We can see parallels between Macbeth and Frankenstein where in the last act of the play, Macbeth describes how he sees life and death. He uses the words “Out out brief candle! Life’s but a walking shadow…” to display his thoughts about the light or flame of life and how he now wishes he could blow out his candle so that he may die. A candle will flicker, shrink and grow through time and these uses of the word make me imagine the ups and downs of our lives until finally, they weaken and extinguish. The authors use the idea of a candle as it is often used as a symbol of light, hope and expectation.
Frankenstein describes his own ambition to create the monster when he tells us that he had “desired it with an ardour”. Shelley uses “desired” to make us realise that Victor Frankenstein has wanted this success for a long time and that he has dreamed about it, the word “ardour” is in this phrase as it makes one think of a deep and intense passion of love in which Frankenstein is referring to the monster by. He contradicts this by using it in the past tense to explain that he regrets his decision to bring life to the monster. Frankenstein says that his aspiration “…far exceeded moderation” when talking about his hope to create a life.

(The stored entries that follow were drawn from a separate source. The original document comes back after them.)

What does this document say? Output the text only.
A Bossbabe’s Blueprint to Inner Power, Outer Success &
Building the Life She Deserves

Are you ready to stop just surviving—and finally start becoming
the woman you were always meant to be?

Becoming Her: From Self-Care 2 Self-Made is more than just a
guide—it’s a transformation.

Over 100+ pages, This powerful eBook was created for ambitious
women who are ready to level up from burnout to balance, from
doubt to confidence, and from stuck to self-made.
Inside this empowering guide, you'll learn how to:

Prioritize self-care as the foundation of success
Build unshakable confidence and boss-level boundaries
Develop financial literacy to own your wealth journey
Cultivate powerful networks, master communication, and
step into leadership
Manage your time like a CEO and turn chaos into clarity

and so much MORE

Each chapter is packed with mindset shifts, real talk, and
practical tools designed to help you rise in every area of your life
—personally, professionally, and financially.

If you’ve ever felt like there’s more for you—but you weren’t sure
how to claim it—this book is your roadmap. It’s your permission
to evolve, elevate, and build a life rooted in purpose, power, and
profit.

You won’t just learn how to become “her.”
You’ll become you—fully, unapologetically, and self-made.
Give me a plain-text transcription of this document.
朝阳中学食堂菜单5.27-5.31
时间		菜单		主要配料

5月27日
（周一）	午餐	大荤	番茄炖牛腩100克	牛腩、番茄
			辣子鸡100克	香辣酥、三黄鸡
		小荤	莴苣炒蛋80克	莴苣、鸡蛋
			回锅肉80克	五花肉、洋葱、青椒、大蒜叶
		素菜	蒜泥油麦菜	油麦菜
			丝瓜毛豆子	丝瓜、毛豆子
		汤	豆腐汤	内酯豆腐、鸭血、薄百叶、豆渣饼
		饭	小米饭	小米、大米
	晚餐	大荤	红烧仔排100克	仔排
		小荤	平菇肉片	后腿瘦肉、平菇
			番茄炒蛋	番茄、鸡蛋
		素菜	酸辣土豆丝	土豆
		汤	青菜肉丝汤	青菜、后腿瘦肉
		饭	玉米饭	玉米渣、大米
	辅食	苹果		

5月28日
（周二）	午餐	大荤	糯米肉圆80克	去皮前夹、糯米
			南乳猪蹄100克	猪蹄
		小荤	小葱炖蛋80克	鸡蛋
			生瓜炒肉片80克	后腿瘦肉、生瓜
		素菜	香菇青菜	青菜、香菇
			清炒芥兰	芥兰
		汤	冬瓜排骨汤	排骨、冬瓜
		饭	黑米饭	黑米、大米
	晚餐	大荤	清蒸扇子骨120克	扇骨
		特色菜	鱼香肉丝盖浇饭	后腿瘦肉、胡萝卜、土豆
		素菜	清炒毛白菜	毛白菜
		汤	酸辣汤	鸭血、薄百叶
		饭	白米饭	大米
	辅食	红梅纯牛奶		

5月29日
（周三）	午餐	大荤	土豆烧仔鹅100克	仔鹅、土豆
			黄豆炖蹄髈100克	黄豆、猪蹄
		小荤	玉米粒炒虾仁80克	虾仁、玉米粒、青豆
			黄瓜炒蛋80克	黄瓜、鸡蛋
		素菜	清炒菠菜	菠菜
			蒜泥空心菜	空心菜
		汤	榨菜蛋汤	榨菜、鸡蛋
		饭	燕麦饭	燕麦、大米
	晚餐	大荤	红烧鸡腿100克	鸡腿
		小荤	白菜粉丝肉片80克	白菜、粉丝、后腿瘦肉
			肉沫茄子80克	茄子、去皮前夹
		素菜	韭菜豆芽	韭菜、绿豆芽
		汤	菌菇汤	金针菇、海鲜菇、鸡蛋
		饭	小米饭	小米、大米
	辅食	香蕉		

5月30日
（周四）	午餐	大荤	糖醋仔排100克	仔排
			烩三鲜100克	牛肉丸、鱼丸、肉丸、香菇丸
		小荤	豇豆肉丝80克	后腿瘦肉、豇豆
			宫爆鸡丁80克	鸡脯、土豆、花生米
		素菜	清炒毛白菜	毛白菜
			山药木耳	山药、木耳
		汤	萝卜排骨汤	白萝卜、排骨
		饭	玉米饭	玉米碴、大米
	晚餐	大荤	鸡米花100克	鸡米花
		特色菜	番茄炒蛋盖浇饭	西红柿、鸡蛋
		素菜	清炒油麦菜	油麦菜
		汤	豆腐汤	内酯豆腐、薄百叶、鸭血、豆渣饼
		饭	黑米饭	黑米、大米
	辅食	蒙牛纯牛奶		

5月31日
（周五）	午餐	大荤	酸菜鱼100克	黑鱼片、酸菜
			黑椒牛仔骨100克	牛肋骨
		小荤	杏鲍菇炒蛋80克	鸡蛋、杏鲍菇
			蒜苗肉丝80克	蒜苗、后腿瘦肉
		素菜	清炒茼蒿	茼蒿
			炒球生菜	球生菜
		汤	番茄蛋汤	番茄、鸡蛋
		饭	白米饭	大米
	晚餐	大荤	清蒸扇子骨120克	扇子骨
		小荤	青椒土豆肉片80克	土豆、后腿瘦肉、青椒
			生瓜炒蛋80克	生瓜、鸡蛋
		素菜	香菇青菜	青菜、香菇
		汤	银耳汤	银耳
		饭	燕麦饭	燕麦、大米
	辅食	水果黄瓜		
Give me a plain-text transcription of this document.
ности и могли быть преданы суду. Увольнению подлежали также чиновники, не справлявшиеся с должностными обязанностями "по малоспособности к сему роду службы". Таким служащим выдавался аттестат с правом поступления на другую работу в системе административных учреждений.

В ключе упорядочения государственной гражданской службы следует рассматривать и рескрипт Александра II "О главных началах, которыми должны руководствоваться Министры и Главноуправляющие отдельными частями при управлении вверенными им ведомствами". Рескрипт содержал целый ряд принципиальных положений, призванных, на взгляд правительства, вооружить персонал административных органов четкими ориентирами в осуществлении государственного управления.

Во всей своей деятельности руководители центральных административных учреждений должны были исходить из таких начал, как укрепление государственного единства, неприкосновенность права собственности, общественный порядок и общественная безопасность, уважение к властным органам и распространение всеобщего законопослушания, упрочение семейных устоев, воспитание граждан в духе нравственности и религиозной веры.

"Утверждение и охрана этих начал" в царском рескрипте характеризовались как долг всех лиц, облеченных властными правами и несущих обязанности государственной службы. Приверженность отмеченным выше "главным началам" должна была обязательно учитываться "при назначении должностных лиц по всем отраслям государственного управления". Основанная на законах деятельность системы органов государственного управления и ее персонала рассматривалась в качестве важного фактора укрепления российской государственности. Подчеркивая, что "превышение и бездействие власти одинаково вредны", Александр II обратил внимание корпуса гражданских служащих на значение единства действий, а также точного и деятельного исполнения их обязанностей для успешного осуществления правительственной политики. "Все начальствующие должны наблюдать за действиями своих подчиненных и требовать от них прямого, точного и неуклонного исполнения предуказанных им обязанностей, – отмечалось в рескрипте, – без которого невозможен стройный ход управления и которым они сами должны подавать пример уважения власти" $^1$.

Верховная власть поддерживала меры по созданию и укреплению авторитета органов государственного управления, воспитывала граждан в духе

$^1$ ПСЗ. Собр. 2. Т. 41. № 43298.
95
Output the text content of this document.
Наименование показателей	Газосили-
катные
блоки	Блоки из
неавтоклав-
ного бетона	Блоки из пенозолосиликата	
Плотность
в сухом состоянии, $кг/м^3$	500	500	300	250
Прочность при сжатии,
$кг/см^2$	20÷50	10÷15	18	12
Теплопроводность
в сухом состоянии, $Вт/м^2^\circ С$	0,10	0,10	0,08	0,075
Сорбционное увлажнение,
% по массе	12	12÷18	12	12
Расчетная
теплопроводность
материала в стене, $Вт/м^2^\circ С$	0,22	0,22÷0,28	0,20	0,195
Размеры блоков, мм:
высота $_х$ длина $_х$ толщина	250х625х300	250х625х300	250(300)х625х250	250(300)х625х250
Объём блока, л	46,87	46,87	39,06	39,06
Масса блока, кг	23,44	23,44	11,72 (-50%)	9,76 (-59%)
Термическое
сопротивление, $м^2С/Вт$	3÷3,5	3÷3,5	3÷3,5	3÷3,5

Shelley has used the words “exceeded moderation” to display the extent to which Victor Frankenstein had wished to succeed as a scientist. Although Victor Frankenstein, automatically rejects the creation when he views its appearance. This tells me that Frankenstein is very shallow and intolerant as he does not give the “utterly benevolent,” creature a moment to be understood or loved. Shelley uses this expression to compare the Frankenstein’s creation a new born babe as babies are completely innocent when they are first born.
Shakespeare also introduces the idea of children and violent acts with Lady Macbeth when she tells us about the horrifying moves she is willing to take to have the opportunity to become Queen. Lady Macbeth says the expression “…dash’d the brains out” to turn the beautiful and natural act of breastfeeding into something monstrous, she is comparing killing her “babe” while breastfeeding to killing King Duncan. The word “dash’d” has been used to emphasise the speed at which she would kill her child and the Shakespeare has used punctuation to create this effect.
I believe that this is where Frankenstein begins to fall due to his ambition and, in contrast to Macbeth, he dies not realise that what he is doing and has done is wrong. Macbeth describes his hopes for King Duncan’s death as “black and deep desires”, which tells me that Macbeth recognises the immorality of his wishes. Frankenstein and Macbeth both soon become arrogant and totally selfish. Macbeth also turns evil and bloodthirsty. Shelley and Shakespeare both warn their audience of the potential threats and consequences of trying to play the role of God by creating, destroying or changing life.